Tohu Bohu

Rone

InFiné – 2012
par Aurélien, le 15 octobre 2012
6

Propulsé sous le feu des projecteurs à la seule force du rêveur ''Bora'', tube minimal sublimé par la voix de l'auteur de SF Alain Damasio, il n'aurait sans doute pas fallu grand chose pour que Rone soit un one hit wonder se contentant de ce seul coup de maître. La suite des événements aura heureusement été autre: auteur d'un Spanish Breakfast qui a accompagné nos après-midi lascives, puis d'un EP So So So rempli de promesses, chaque nouvel apport discographique depuis ce point 0 aura été comme autant de manèges technoïdes beaux à s'en briser l'échine. Et si Tohu Bohu souffre d'un tel cumul d'attentes que l'enthousisasme de l'auditeur aura peut-être tendance à décroître à chaque secousse occasionnée, on aura de notre côté plutôt tendance à nuancer le résultat d'une galette qui ne remet pas en cause le talent de Rone, mais vient plutôt l'inscrire dans une assez regrettable zone de confort.

En trois ans, rien ne semble avoir réellement changé chez l'ami Erwan Castex: le producteur cultive toujours ce talent pour la mélodie techno taillée à la serpe, masi servie avec cette cotonneuse retenue qui fait systématiquement mouche. Préférant aux BPM nerveux les échappées soniques de ses premiers amours IDM, Tohu Bohu se distingue assez nettement de son aîné en proposant une mixture plus domestique et moins réservée aux dancefloors. Rappelant à certains moments les périgrinations éléctroniques de Plaid et à d'autres l'abstract hip-hop digital d'Abstrackt Keal Agram ou Depth Affect, l'électronica pastel ici dévoilée ne manque jamais de nous envoyer valser du côté de Saturne et ne souffre d'aucun manque d'arguments en sétalant sur dix titres qui savent se montrer énervés (''Fugu Kiss''), ambigus juste ce qu'il faut (''King Of Batoofam'', ''Beast'') et joliment aériens (''Icare'', ''La Grande Ourse''). Mais à trop vouloir rester dans les limites de jeu, Tohu Bohu souffre d'un manque cruel de points d'orgue, le privant de cet effet de surprise capable d'en faire ce digne réceptacle de tous les fantasmes qui ont agité notre imaginaire en amont de sa sortie.

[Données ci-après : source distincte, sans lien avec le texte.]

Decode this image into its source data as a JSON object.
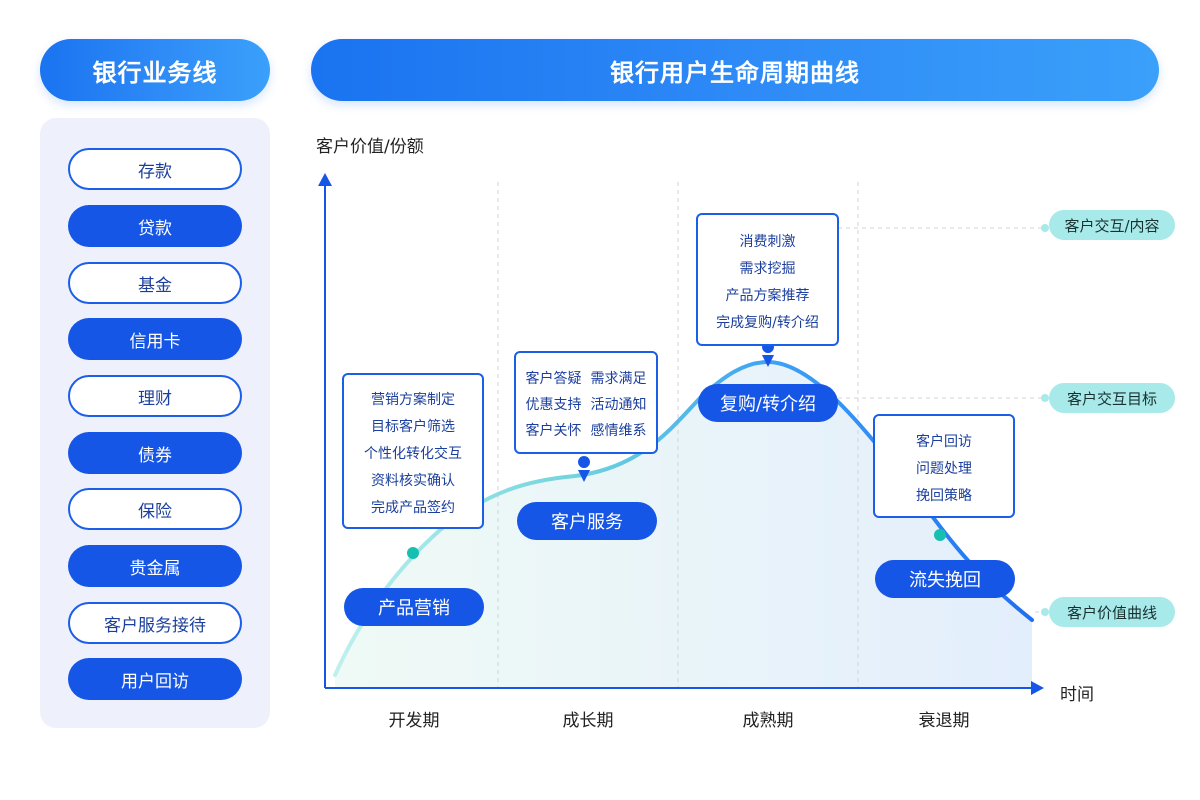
{
  "left_panel": {
    "title": "银行业务线",
    "items": [
      {
        "label": "存款",
        "style": "outline"
      },
      {
        "label": "贷款",
        "style": "filled"
      },
      {
        "label": "基金",
        "style": "outline"
      },
      {
        "label": "信用卡",
        "style": "filled"
      },
      {
        "label": "理财",
        "style": "outline"
      },
      {
        "label": "债券",
        "style": "filled"
      },
      {
        "label": "保险",
        "style": "outline"
      },
      {
        "label": "贵金属",
        "style": "filled"
      },
      {
        "label": "客户服务接待",
        "style": "outline"
      },
      {
        "label": "用户回访",
        "style": "filled"
      }
    ]
  },
  "diagram": {
    "title": "银行用户生命周期曲线",
    "y_axis_label": "客户价值/份额",
    "x_axis_label": "时间",
    "phases": [
      "开发期",
      "成长期",
      "成熟期",
      "衰退期"
    ],
    "stages": [
      {
        "label": "产品营销",
        "notes": [
          "营销方案制定",
          "目标客户筛选",
          "个性化转化交互",
          "资料核实确认",
          "完成产品签约"
        ]
      },
      {
        "label": "客户服务",
        "notes": [
          "客户答疑  需求满足",
          "优惠支持  活动通知",
          "客户关怀  感情维系"
        ]
      },
      {
        "label": "复购/转介绍",
        "notes": [
          "消费刺激",
          "需求挖掘",
          "产品方案推荐",
          "完成复购/转介绍"
        ]
      },
      {
        "label": "流失挽回",
        "notes": [
          "客户回访",
          "问题处理",
          "挽回策略"
        ]
      }
    ],
    "legend": [
      "客户交互/内容",
      "客户交互目标",
      "客户价值曲线"
    ]
  },
  "colors": {
    "primary": "#1656e6",
    "accent": "#1a73f0",
    "teal": "#7fdcdc",
    "panel_bg": "#eef1fb",
    "tag_bg": "#a8eaea"
  }
}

Car, à l'instar des deux albums de Mondkopf, les contemplations soniques de cette seconde plaque s'appuient avec trop d'insistance sur le lourd tas de cendres laissé par l'écurie Warp. Une influence que l'on veut bien croire assumée tant certains clins d'oeils sont aisément repérables pour qui a écouté Music Has The Right To Children ou Double Figure au moins une fois dans sa vie, mais qui nous laisse la détestable impression que Rone ne cherche jamais à s'en émanciper franchement. Il faudra faire ainsi preuve de concessions pour apprécier comme il se doit ces pistes dont le relief semble aux abonnés absents et qui peine à tenir la comparaison face à un aîné qui n'a jamais pris la poussière.

Ainsi, plutôt que de déception, nous parlerons plutôt pour la désillusion, car on sait que le Français exilé à Berlin est capable de bien plus d'audace, comme en témoignent ses splendides prestations live. Et c'est probablement ça le plus rageant. Rone fait donc du Rone, avec son habituel lot de bons moments et d'obsessions, mais entasse le tout dans un ensemble qui manque tellement de structure, de risque et de personnalité qu'il sacrifie parfois jusqu'à l'émotion de ses morceaux de bravoure sur l'autel de cette révérence un peu trop évidente aux classiques. Dommage.